Пришел домой — вижу, Счастлива торопится куда-то от ворот. Надо же, думаю, какая, мужа пошла встречать… А она завидела меня и крикнула: «Май!» Она когда Маем меня звала, когда Лютом — я уж махнул на нее рукой, пусть зовет как хочет. Подошел ближе. Смотрю — она платком плечи обернула, будто на праздник какой.
— Ты куда, — спрашиваю, — собралась?
— Да как же! — сказала моя Счастлива, а очи ее так и горят огнем, ох, знаю я этот огонь! — Как же, ты разве не слышал? Господин наш Среблян домой идет! И с поживой богатой. Пойдем на берег, Май, поглядим, может, ребеночка себе возьмем…
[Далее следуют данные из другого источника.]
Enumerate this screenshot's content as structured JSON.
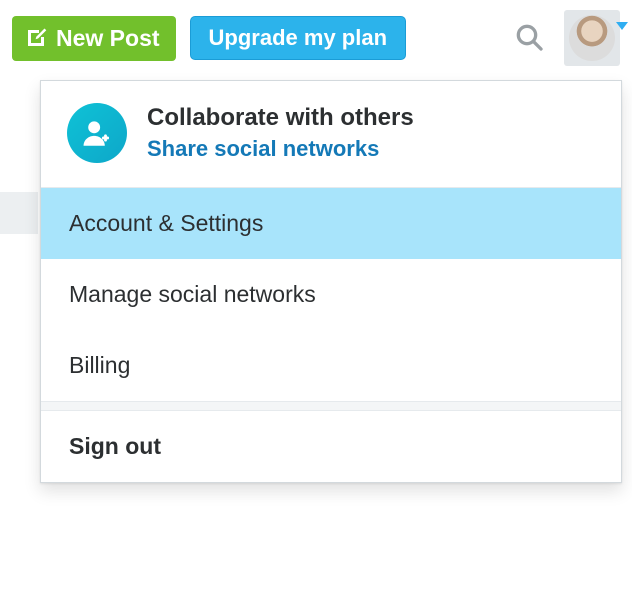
{
  "toolbar": {
    "new_post_label": "New Post",
    "upgrade_label": "Upgrade my plan"
  },
  "menu": {
    "header_title": "Collaborate with others",
    "header_action": "Share social networks",
    "items": [
      {
        "label": "Account & Settings",
        "highlighted": true
      },
      {
        "label": "Manage social networks"
      },
      {
        "label": "Billing"
      }
    ],
    "sign_out_label": "Sign out"
  },
  "icons": {
    "compose": "compose-icon",
    "search": "search-icon",
    "add_user": "add-user-icon",
    "avatar": "avatar"
  },
  "colors": {
    "green": "#72c02c",
    "blue": "#2cb3eb",
    "hover": "#a8e4fb",
    "link": "#1479b7",
    "teal": "#0fc2d6"
  }
}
И тут… не помню, что было. Будто захлестнуло меня снова черной волной. А очнулся — глядь, Счастлива сидит на земле и ревет в три ручья. И уж как редко она ревела — а тут пошла, не унять… На скуле у нее синячище расплывался, багровел уже.
Я сжимал кулак, и он ходуном у меня ходил, словно дергал кто меня за локоть.
— Май… ох, Май, не надо, не бей меня…
— Пожива? — прохрипел я, разом придя в себя и разозлившись, кажется, еще больше — хотя уж и не ведал, что можно сильнее злиться. — Поживу, говоришь, кнеж тебе привез? А помнишь ты, что сама год назад была такой вот поживой? Как смотрела на неродов, что на берегу сгрудились, за зад тебя хватали, — помнишь? Ребеночка ей!
— Но как же иначе… — всхлипнула Счастлива, прижав ладонь к лицу — щека у нее уже начала опухать. — Как же по-другому… хоть так…
Вот тут я пожалел про все. Вправду — пожалел, что не кинулся со скалы, что жилы себе не сгрыз в сыром трюме. Все, пропала моя Счастлива. Стала неродом. Так вот оно, значит, бывает. Ну что теперь, повернуться спиной к ней, прочь пойти? Так любил же я ее… вот хоть тресни, любил, себе на беду.